Getting Research Experience
A wide variety of research studies are conducted by the Psychology Department’s faculty, research fellows, graduate students, and undergraduates. This research ranges from simple tests of perception to state of the art brain imaging studies. We encourage our majors to gain research experience by working with faculty in our department, both for pedagogical training and also as a way for a student to gain valuable research experience which will be extremely valuable to those considering graduate school.
In terms of pedagogical training, all students learn valuable critical thinking skills by working in a lab. Research assistants are encouraged to apply theoretical knowledge from courses to actual empirical research being done in the lab. Most labs also have regular lab meetings where members (faculty, graduate students, undergraduates, and post-docs if relevant) read and discuss cutting edge research and synthesize across domains and methods. Finally, in most labs students gain experience actually running subjects in experiments, which builds organizational and interpersonal skills.
In terms of research experience … very few students without research experience are accepted into graduate school in Psychology, so this is critical if you are considering applying to grad school. In addition to the pedagogical benefits described above, working in a lab will allow you to get to know a member of our faculty much better than merely taking a class with her/him, which means the faculty member will be able to write a much stronger letter of recommendation for you when you’re applying to graduate school. Also, although research is exciting, it also requires a lot of meticulous planning and attention to detail. Working in a lab will allow you to see whether or not a career in research is for you.
There are two ways to gain research experience, one is by working as a research assistant (RA) in a lab (either for credit or for pay), and the other is through our Honors program. The Honors program is a two year program, and interested students apply in the spring of their sophomore year. But we encourage people to get involved in research early, so freshmen and sophomores are welcome in labs as RAs, as are juniors and seniors who can’t or don’t want to do the Honors program.
Most professors are looking for a year-long commitment from an RA, as training RAs takes a lot of time.
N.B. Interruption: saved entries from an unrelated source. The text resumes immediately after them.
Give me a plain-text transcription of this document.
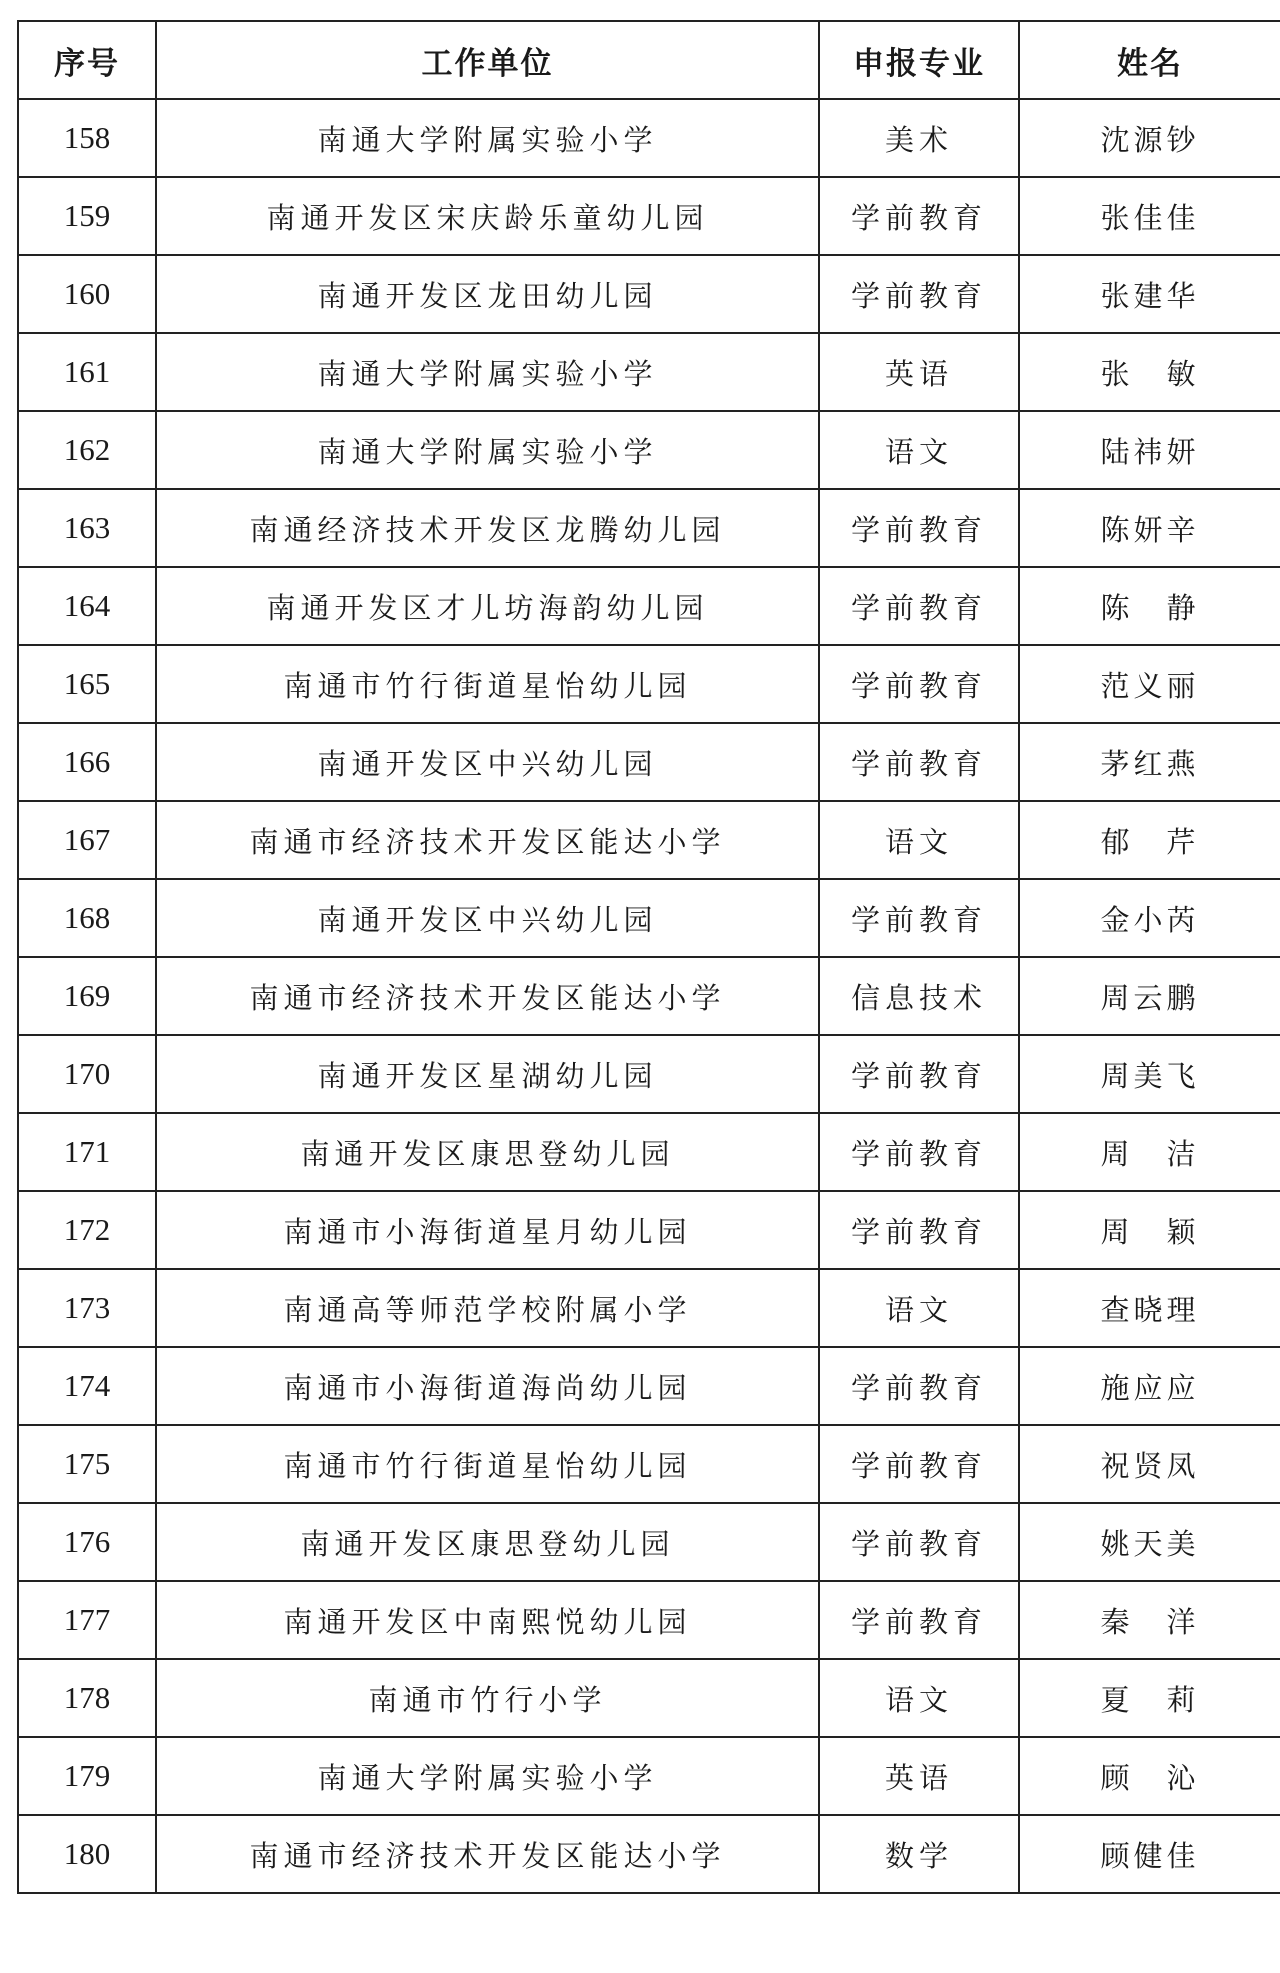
序号	工作单位	申报专业	姓名
158	南通大学附属实验小学	美术	沈源钞
159	南通开发区宋庆龄乐童幼儿园	学前教育	张佳佳
160	南通开发区龙田幼儿园	学前教育	张建华
161	南通大学附属实验小学	英语	张　敏
162	南通大学附属实验小学	语文	陆祎妍
163	南通经济技术开发区龙腾幼儿园	学前教育	陈妍辛
164	南通开发区才儿坊海韵幼儿园	学前教育	陈　静
165	南通市竹行街道星怡幼儿园	学前教育	范义丽
166	南通开发区中兴幼儿园	学前教育	茅红燕
167	南通市经济技术开发区能达小学	语文	郁　芹
168	南通开发区中兴幼儿园	学前教育	金小芮
169	南通市经济技术开发区能达小学	信息技术	周云鹏
170	南通开发区星湖幼儿园	学前教育	周美飞
171	南通开发区康思登幼儿园	学前教育	周　洁
172	南通市小海街道星月幼儿园	学前教育	周　颖
173	南通高等师范学校附属小学	语文	查晓理
174	南通市小海街道海尚幼儿园	学前教育	施应应
175	南通市竹行街道星怡幼儿园	学前教育	祝贤凤
176	南通开发区康思登幼儿园	学前教育	姚天美
177	南通开发区中南熙悦幼儿园	学前教育	秦　洋
178	南通市竹行小学	语文	夏　莉
179	南通大学附属实验小学	英语	顾　沁
180	南通市经济技术开发区能达小学	数学	顾健佳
But sometimes one-semester arrangements can be made. Also, most RAs receive course credit (via signing up for PSY 3840, Directed Study) for their lab work. Some paid positions are available, but working in a lab for credit is the norm.
The first step is to find a lab you’re interested in working in. Lab needs fluctuate very frequently, so we don’t maintain a list of labs currently looking for RAs. However, almost all the faculty in both A&S Psychology and Peabody Psychology have active labs with undergraduate RAs working in them. You can access a list of faculty and a brief description of their interests from our faculty contacts page . If you click on the faculty member’s name, you will see more detailed information about current projects in their labs. Find several faculty members whose work seems interesting to you, and email them to see if they have current lab openings, and if so to set up an interview. Although this sometimes seems intimidating to students, don’t let it be. Note that in addition to “regular” faculty (those with primary appointments in Psychology either in A&S or Peabody), we also have affiliated faculty in other departments, and those faculty can supervise directed study students as well.
Once you find a lab, you need to sign up for Directed Study (PSY 3840), unless you are doing a paid position. You cannot receive course credit if you are also being paid by the lab. Note that you can sign up for PSY 3840 for 1, 2 or 3 credit hours. Be sure to discuss this explicitly with the faculty member whose lab you’ll be working in. Most students take directed study for 3 credit hours, which equates to approximately 10 hours per week of lab work, including lab meetings. Again, be sure to discuss expectations with the faculty member so that you’re clear on what you need to be doing in terms of lab work.
Finally, all 3840 students must complete two things in addition to their lab work: 1) online training in responsible conduct of research (RCR), and 2) a reflection paper at the end of the semester. The RCR training must be completed within the first month of classes or students will be forced to withdraw from the 3840 course. Students enrolled in directed study will receive an email with details on completing the training. The reflection paper is a 4-5 page paper asking students to report on the project they worked on over the course of the semester. A copy of the paper is due both to the supervisor and the department on the last day of classes for the semester.
If you are searching specifically for a paid position, most labs advertise their availability on the “Hire-a-Dore” student employment website.